The problem is "and accredited". Even if you get it accredited, it would be useless if customers cannot use it, or it fails accreditation because the target environment cannot be controlled. If you can get away with it, you could always say "accredited if ptrace and core dumps are removed from the system". But that still doesn't prevent a kernel module from being able to dump memory (memory maps are available for the process, and an I/O always can dump resident memory... and there is always that USB controller attack that can dump any part of physical memory). The way I see it there are three things out of your control:
1. the actual hardware platform (no PC can be accredited due to the insecure design).
2. the OS environment (no OS can be accredited - just too expensive)
3. the user.
All that can be done is to make it "more difficult".

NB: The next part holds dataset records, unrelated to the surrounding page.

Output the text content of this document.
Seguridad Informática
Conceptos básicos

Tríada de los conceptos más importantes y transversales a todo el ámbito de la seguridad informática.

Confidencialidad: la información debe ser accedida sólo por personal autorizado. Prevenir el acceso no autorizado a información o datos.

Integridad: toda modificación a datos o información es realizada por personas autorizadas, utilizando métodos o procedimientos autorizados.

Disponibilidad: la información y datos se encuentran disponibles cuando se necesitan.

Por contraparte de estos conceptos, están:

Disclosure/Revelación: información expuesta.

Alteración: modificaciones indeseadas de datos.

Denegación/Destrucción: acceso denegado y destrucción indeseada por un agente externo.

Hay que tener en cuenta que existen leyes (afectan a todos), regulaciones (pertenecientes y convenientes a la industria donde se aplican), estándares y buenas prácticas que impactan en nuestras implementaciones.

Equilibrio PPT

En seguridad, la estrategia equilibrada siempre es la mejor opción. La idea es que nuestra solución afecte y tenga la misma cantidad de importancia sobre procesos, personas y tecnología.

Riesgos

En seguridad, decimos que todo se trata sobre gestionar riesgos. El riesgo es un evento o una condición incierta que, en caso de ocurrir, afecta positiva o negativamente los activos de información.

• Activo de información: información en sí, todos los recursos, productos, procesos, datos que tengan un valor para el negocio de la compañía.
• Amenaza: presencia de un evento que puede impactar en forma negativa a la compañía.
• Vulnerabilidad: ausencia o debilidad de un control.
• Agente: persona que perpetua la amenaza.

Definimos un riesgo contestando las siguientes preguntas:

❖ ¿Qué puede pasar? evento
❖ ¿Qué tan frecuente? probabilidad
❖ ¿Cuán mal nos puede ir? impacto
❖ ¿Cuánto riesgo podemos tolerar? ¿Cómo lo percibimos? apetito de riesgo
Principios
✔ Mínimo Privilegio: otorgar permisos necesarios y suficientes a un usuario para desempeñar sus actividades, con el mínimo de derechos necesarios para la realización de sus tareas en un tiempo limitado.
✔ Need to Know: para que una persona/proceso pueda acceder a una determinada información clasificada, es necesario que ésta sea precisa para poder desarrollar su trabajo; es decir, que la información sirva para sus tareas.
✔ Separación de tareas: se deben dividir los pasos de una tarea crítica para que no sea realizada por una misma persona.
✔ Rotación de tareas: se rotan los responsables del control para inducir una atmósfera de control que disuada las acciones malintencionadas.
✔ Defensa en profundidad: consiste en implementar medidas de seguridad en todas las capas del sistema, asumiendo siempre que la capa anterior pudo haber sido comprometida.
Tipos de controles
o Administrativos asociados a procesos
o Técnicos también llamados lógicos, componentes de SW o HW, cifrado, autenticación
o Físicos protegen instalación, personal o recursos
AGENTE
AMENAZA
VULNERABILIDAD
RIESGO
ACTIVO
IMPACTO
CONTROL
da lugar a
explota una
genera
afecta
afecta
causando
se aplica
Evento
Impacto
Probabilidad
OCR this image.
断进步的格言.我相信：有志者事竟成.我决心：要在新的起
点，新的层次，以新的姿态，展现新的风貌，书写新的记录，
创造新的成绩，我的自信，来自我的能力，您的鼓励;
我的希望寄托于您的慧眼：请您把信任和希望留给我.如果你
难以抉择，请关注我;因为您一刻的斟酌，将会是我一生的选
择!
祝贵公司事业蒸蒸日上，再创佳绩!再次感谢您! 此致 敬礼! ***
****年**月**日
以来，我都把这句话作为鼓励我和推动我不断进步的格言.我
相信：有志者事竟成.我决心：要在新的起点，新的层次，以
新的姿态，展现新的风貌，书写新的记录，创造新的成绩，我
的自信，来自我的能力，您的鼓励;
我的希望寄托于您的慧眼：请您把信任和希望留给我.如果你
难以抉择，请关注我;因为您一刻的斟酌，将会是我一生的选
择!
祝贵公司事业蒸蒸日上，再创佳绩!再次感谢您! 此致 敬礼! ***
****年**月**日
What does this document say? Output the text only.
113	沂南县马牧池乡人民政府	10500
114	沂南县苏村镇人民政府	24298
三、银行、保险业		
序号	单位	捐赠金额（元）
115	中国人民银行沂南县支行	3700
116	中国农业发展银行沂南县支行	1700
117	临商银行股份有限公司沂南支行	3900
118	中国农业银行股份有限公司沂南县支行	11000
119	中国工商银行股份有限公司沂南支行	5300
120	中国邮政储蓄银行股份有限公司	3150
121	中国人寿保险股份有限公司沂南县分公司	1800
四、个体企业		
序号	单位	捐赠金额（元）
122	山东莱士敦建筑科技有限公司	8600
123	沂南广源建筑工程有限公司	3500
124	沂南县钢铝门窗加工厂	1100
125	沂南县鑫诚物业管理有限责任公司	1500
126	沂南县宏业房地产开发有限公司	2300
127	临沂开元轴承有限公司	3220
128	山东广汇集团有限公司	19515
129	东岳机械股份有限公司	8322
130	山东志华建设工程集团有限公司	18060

One of the things that is done when a problem occurs with an obscure error is to run strace on it to see where it is failing, or what it is attempting to access. So removing ptrace from the system is usually impractical (and you can't prevent the customer from running one with ptrace in it either).
Since no linux system I am aware of is accredited, accrediting a specific application doesn't follow... The first patch to the system breaks the accreditation.
Now, if you are running it on a fairly recent RH based system (WITH SELinux enforcing), you can define a role that prevents everyone (or in the usual configuration, except root), and assign that to the executable. When the application runs under that role, it can't be traced.
But that is not an accredited system either.
In all cases, tracing can always be done... not necessarily easily, but dumping the application core would be enough.
What I outlined would block the basic ptrace operation... but it can't prevent coredumps (though, like blocking ptrace, it should be possible to manage getting the processes ulimit changed internally to 0), and I don't think any implementation could be accredited... It really depends on the profile level you are trying to reach. And no, I haven't done it either - I was on the sideline of the ptrace blocking development, not part of its development.
Looking over the FIPS 140-2, the only level (IMHO) I think is achievable is level 1, and I believe a method to blocking ptrace would suffice for that.
I have now seen RHEL 6 given EAL4 last November. But in all cases it was "overall level 1".
The only way I know to block ptrace is the methods (having a ptrace previously set, or having a SELinux jail for the application to block anyone but the application) outlined above. And of the two, I know having the ptrace set works, but have not done anything with an SELinux jail for the purpose so I don't know how well that would work.
Any kernel modifications will break the RH EAL rating.